Part of the decision was the singularity or the succinctness of the Chet Faker project. It became such a distinct thing so quickly – much to my surprise – I think everyone kind of knows what it is that listens to it. It is just such a clear thing and it became apparent to me that I wasn’t going to really use that project to go and explore these other spaces. I had sort of already built this house and it was done and it didn’t need any more and it didn’t make any more sense to work on it in terms of exploration. That was kind of the calling. It all sounds smart in retrospect, but it was really the music that was leading me on that journey which has always been the case.
I just noticed that when I thought of maybe releasing music under my birth name that all these songs and different energies started to come into play.
That felt important to explore.
In how far was all that necessary to keep going and pursuing your creative dreams?
In a sense I had already achieved half of my creative dreams at that point.

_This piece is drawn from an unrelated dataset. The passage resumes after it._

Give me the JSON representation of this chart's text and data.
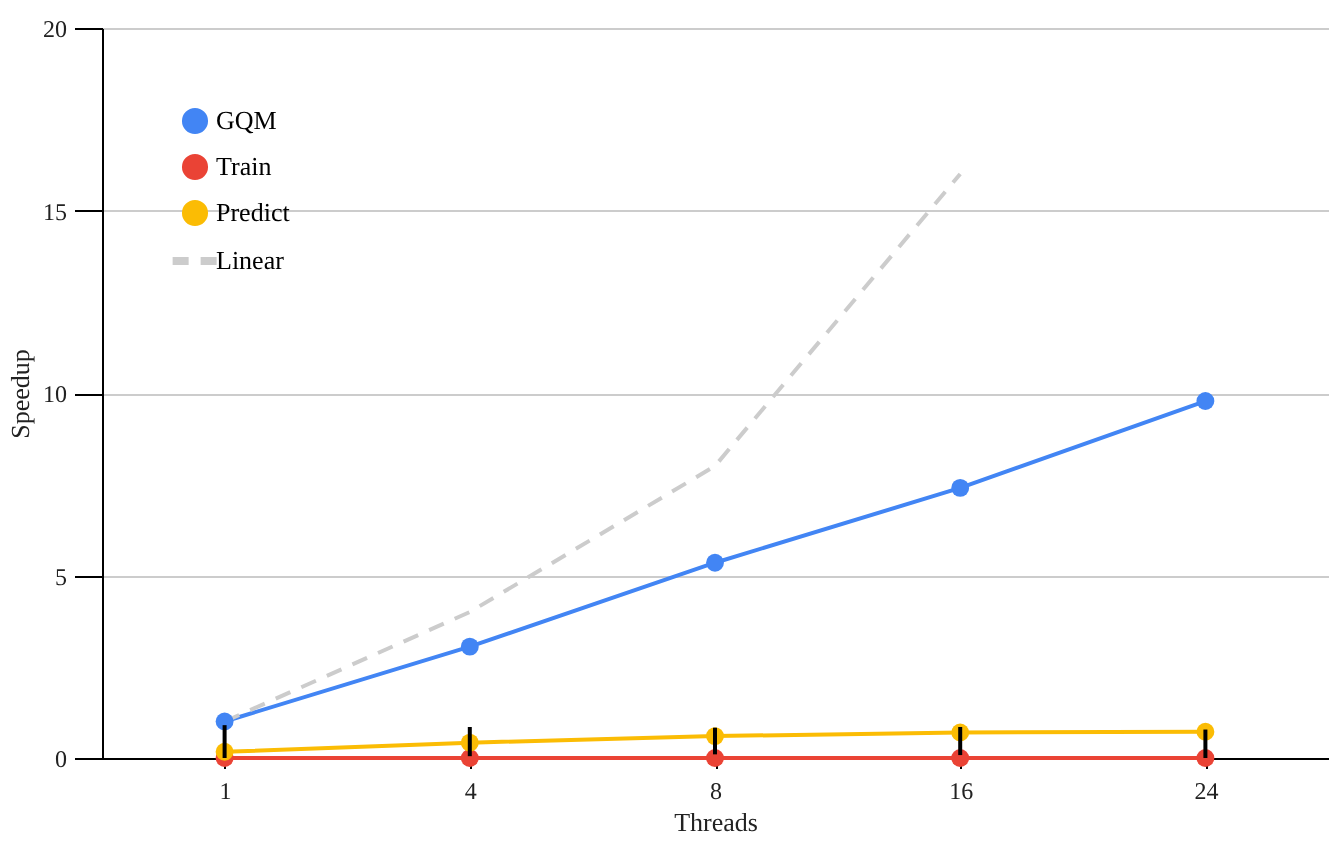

In a way the success of that Chet Faker project at that point in my life had become maybe a kind of hinderance to one of the aspects of my creative dreams which was to be always infinitely authentic with myself through expression. And then I came to this crossroads where it was like I’m feeling that I want to make these things that are very much not this Chet Faker project, but I can’t do it here and to not it would be to deny a kind of authenticity which is why I’m doing this. It is why I’m so obsessed with creativity. You are always trying to be true. In a sense, with the Nick Murphy there is a lot of grey areas, but it is a bit more selfish. It is a bit more about me, for me and it is about more about the creativity as creativity.
I suppose the Chet Faker music is very giving and satisfying. It doesn’t ask too much of those that listen to it. It is very understanding I think. They still come from the same well, but it is like, here is the song guys, please enjoy it. I don’t need too much from you guys, it’s yours. Versus, I like music that asks of the listener, but I have noticed that a lot of people don’t like that or they don’t have time for it. They have better things to do than to think about music. That is the kind of spirit of these projects for me.
Hotel Surrender will be released via BMG Rights Management (Warner) on July 16th, 2021.